Health problems that can develop during pregnancy are known as pregnancy risks or complications, and they can occur for many different reasons. Some are related to existing health problems that women have before pregnancy, while others appear on their own during pregnancy. They can affect both the mother and the baby. While some complications can't be controlled by the mother, some risks can be minimized by making certain choices before or during the pregnancy.
Types of Pregnancy Risk
Some pregnancy risks stem from health problems before pregnancy. For example, obesity, eating disorders and diabetes can all lead to complications during pregnancy. Asthma, depression, seizures, HIV, migraines, STDs, thyroid problems and uterine fibroids are other pre-existing health conditions that can lead to pregnancy complications. For some of these health issues, it’s recommended to manage them as best as possible prior to becoming pregnant. In other instances, getting pregnant is sometimes not recommended.
Women can develop a number of problems during pregnancy as well. They include depression, anemia, high blood pressure and gestational diabetes.

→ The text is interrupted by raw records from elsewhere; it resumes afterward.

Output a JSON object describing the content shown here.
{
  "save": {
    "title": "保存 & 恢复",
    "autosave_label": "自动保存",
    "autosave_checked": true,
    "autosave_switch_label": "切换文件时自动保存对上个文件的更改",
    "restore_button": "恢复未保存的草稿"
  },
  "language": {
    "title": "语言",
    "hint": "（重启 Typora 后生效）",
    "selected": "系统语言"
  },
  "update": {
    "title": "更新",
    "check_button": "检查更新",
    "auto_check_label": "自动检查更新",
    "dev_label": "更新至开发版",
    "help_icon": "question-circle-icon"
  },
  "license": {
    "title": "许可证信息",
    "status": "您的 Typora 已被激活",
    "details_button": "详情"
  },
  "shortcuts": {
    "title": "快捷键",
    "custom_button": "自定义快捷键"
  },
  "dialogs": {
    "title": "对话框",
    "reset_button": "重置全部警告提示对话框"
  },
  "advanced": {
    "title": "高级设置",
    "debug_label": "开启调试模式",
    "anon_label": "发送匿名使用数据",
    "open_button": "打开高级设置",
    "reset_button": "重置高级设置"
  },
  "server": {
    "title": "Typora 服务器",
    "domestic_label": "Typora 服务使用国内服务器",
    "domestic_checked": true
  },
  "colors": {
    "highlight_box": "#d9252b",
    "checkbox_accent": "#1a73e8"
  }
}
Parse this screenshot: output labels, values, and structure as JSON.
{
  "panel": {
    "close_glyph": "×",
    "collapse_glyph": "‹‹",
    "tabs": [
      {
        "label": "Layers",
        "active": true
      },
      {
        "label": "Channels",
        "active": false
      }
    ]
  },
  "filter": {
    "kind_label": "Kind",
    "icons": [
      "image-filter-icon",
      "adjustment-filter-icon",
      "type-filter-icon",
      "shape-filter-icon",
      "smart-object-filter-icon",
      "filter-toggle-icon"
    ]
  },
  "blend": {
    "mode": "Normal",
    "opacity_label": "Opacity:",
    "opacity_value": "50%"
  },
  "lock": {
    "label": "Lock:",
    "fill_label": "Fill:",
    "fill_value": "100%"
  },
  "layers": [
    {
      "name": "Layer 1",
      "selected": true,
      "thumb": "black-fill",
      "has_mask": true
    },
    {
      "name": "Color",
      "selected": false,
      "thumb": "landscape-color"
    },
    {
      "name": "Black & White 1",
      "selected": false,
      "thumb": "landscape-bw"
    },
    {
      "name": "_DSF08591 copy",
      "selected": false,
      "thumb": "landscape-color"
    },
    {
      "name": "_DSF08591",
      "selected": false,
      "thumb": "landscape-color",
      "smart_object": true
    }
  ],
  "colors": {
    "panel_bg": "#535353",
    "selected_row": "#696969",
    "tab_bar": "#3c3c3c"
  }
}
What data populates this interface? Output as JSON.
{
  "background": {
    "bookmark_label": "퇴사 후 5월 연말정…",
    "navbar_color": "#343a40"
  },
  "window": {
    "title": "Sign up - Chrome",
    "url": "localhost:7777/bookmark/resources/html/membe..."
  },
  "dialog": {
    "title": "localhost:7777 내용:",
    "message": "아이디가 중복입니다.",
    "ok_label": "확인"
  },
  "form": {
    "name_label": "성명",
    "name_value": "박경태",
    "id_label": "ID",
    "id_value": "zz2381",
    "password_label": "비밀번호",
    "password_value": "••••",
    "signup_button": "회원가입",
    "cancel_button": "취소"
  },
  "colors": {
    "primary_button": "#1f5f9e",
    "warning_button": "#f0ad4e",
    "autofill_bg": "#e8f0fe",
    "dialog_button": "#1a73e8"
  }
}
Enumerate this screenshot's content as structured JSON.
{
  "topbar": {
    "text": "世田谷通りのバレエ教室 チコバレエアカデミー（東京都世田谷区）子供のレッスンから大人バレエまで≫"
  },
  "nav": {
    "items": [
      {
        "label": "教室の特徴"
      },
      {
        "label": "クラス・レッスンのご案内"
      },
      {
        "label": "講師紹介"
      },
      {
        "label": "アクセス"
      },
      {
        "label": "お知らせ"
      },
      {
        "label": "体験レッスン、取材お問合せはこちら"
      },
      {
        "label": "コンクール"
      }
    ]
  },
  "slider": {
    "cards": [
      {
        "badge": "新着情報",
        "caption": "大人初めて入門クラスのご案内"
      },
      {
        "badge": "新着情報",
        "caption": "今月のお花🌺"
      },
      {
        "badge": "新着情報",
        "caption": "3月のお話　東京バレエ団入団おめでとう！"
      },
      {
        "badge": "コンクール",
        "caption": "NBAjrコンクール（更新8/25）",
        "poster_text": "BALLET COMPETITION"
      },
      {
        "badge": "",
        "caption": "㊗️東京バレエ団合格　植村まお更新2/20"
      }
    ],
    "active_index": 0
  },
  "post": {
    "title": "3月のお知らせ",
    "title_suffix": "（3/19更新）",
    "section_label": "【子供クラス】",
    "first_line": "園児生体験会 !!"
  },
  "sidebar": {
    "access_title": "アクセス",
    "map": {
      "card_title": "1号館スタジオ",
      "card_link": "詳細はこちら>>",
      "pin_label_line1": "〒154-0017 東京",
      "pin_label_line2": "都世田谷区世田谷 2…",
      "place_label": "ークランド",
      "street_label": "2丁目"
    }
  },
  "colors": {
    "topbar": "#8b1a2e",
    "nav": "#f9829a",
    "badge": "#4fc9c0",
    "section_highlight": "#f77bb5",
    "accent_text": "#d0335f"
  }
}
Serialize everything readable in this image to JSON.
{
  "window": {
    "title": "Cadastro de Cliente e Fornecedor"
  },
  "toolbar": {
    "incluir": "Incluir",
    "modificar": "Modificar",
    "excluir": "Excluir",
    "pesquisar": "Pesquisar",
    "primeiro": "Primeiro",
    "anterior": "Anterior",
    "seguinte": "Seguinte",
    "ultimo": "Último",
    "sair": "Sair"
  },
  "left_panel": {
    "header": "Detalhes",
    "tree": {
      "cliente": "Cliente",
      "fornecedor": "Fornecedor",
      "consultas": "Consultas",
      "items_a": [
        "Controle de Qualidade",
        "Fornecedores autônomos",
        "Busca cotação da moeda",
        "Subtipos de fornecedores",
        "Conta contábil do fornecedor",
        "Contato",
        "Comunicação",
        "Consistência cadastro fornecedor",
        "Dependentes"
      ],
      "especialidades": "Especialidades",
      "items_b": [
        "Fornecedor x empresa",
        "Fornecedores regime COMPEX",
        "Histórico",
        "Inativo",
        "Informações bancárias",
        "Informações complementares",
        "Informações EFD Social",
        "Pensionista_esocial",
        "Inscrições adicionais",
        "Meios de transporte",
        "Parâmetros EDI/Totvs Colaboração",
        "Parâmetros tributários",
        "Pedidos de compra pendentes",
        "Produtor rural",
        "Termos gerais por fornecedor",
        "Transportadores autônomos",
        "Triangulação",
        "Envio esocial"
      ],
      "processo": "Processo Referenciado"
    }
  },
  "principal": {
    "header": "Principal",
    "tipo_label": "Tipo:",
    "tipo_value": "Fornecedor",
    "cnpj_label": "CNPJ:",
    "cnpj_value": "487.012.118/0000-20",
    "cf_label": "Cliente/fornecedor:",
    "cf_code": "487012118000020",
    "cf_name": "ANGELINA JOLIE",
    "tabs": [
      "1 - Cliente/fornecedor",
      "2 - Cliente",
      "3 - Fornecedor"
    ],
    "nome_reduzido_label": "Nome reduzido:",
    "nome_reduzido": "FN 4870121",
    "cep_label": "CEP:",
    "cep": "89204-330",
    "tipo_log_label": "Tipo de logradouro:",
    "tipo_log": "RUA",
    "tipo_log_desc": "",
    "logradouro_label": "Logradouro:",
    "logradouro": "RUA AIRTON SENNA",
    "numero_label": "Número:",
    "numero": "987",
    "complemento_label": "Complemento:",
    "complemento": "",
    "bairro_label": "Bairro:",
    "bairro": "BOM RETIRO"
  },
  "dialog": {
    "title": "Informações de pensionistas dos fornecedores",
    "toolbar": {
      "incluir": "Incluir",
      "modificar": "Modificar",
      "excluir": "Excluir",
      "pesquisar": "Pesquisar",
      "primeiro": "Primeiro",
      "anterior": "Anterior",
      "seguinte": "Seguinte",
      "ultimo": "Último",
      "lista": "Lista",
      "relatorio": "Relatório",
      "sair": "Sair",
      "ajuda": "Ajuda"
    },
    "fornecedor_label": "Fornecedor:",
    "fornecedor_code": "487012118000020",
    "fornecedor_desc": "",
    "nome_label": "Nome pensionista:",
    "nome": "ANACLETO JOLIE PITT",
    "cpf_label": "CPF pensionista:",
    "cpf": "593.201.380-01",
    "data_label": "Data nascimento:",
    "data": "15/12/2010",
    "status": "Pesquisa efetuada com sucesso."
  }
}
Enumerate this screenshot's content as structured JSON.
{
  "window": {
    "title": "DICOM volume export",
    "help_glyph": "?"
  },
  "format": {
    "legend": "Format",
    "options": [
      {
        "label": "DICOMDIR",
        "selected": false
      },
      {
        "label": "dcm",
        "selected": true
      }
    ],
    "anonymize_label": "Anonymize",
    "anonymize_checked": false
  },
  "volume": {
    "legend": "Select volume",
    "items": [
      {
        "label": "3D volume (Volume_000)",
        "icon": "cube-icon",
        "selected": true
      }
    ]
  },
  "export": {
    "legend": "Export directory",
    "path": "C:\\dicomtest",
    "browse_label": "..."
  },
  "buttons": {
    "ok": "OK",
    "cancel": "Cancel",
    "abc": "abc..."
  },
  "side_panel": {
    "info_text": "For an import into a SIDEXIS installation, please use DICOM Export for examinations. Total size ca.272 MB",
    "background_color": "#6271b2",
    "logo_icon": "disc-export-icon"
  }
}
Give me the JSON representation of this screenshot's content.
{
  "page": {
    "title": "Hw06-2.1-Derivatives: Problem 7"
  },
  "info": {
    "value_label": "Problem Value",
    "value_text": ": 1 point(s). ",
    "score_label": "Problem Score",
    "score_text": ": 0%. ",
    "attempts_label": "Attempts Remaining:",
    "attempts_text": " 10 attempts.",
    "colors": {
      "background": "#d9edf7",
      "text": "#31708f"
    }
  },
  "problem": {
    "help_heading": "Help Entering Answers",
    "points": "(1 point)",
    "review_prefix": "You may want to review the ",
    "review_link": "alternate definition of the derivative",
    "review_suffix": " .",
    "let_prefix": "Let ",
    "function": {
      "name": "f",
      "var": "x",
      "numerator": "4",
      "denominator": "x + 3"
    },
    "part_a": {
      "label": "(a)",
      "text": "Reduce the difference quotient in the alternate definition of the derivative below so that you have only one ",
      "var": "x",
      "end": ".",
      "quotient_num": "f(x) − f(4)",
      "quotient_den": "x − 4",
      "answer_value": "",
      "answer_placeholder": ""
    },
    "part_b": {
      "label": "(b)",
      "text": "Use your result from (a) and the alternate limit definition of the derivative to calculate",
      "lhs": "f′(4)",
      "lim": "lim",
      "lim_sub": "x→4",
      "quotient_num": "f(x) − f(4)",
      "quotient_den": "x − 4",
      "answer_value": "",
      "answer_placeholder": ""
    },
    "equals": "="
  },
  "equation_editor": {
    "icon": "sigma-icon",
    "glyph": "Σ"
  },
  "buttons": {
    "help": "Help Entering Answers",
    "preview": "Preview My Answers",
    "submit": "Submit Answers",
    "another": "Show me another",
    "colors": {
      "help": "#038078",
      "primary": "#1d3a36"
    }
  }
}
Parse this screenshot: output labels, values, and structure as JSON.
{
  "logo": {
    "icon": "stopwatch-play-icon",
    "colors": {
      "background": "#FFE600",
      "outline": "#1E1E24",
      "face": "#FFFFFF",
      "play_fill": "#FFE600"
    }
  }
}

Problems can also occur with how or where the fetus grows. An ectopic pregnancy, where the baby implants outside the uterus, is one example of this.
There are a number of steps that women can take to minimize risks during pregnancy. For many pre-existing health conditions, such as diabetes or obesity, steps can be taken to control these issues. During pregnancy, lifestyle choices like eating a healthy diet, exercising safely, avoiding alcohol, tobacco and illicit drugs and practicing good hygiene at all times can help with many of the preventable complications. It’s best to work closely with a doctor on the proper strategy for preventing and treating the potential risks of pregnancy.